In Phuket, the normal visa run is to Myanmar (formally Burma). There are several companies that organise visa runs. They run either buses or minibuses to Ranong where you get your passport exit stamped from Thailand. You will then take a boat to Myanmar, stamp your passport in and out of Myanmar before returning to Ranong to get a new entry stamp into Thailand. The whole trip takes around 12 hours and costs around 1,500 baht. A more pleasant alternative is to fly to a neighbouring country and turn the visa run into a trip. Singapore and Kuala Lumpur are popular choices. You can get two or three day tour packages to these cities for very reasonable prices and then return to Phuket and receive a new 30-day entry stamp.
You should always check the date on your entry stamp when you enter the country. Do not stay beyond the permitted to stay date. The fine for overstay is 500 baht per day. If you pay the fine when you are leaving the country then you will receive an overstay stamp in your passport but normally no other repercussions. However, if during your stay in Thailand the police have cause to check your passport and find you have overstayed, they will treat you as an illegal alien. You may spend a night or two in a cell before being deported to your home country and blacklisted from Thailand.
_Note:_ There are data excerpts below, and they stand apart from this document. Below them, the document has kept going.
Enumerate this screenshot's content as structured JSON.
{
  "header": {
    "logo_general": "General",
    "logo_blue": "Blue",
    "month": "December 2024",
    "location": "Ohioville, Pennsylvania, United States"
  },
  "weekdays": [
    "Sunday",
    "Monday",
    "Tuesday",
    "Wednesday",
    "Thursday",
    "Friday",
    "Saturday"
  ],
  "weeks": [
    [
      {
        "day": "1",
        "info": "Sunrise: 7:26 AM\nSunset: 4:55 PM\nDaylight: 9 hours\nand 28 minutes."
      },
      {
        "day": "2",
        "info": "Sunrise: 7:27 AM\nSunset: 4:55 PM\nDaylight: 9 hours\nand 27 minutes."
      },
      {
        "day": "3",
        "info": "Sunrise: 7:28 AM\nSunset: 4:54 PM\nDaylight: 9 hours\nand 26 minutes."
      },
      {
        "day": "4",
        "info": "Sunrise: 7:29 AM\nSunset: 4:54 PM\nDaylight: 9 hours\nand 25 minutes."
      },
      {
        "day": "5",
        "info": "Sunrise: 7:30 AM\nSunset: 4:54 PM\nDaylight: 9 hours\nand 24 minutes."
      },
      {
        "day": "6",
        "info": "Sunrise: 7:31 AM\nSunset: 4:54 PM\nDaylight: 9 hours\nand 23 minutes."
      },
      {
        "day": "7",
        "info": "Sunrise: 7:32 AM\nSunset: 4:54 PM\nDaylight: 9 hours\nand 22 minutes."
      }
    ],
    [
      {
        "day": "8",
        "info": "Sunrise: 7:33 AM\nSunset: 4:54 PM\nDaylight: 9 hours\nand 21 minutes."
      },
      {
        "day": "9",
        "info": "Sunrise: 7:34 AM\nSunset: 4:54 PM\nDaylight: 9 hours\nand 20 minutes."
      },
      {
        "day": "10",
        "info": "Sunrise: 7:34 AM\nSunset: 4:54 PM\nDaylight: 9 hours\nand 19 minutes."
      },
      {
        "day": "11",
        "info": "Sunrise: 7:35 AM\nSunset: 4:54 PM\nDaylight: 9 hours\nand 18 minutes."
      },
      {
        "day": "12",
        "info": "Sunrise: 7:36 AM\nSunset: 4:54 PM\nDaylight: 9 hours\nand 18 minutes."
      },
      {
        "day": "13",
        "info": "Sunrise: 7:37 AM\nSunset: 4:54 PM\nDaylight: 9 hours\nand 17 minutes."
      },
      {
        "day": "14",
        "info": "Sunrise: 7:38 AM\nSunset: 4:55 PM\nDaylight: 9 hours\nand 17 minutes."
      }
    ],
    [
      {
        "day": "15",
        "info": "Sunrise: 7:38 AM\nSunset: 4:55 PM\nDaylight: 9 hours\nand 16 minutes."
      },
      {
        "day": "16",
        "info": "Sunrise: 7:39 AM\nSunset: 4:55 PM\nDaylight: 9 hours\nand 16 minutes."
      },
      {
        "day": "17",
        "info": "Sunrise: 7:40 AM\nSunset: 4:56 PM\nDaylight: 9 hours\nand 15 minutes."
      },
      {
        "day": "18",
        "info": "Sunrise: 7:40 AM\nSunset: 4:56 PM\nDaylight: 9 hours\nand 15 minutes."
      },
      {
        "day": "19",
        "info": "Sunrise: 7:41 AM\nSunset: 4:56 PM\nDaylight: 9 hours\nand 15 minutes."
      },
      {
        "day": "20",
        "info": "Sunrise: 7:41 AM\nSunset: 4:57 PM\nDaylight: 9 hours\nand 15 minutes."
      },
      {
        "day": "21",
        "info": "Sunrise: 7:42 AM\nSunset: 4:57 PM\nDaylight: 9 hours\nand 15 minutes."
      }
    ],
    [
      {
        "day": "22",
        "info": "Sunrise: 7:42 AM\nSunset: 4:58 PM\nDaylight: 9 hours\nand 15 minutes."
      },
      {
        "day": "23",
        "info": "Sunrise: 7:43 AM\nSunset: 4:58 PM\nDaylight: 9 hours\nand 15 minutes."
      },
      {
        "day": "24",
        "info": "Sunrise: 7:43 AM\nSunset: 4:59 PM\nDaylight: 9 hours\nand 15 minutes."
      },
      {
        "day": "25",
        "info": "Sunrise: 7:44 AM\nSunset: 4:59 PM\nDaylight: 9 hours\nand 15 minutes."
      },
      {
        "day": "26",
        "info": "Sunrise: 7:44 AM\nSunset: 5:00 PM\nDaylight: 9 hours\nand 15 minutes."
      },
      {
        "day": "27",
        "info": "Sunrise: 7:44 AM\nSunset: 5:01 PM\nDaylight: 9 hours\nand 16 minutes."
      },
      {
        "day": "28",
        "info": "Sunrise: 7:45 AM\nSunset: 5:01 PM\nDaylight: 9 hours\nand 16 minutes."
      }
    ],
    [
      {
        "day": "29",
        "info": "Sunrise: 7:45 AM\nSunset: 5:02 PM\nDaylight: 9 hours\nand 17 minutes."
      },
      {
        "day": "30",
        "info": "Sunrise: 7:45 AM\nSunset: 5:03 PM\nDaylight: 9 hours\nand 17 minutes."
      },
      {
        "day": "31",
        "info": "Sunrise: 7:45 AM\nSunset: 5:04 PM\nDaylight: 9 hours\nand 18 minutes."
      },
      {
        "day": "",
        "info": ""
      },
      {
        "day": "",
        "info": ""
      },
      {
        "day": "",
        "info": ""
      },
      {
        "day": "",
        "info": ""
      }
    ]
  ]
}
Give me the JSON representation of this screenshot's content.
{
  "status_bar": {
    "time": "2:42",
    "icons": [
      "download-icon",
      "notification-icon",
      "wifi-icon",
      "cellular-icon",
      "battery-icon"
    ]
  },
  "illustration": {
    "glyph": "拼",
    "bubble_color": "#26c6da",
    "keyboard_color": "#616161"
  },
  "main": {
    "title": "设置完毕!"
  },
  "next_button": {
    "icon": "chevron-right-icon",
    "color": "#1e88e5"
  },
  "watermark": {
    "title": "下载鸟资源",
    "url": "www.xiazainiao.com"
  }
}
There are longer-term visas available to people who want to live in Phuket based on retirement, family or work qualifications.
There are two main immigration offices in Phuket where you can extend your visa and make general visa enquiries:
Phuket Town Office,
482 Phuket Road,
Phuket Town, 83000
Phone: (66) 076.221.905
(On Phuket Road at the entrance to Saphin Hin)
Patong Beach Branch,
Phone: (66) 076.340.477
(On the beach road halfway between Bangla Road and Sawadirak Road)
There are also small immigration departments at the boat ports to deal with people arriving by sea.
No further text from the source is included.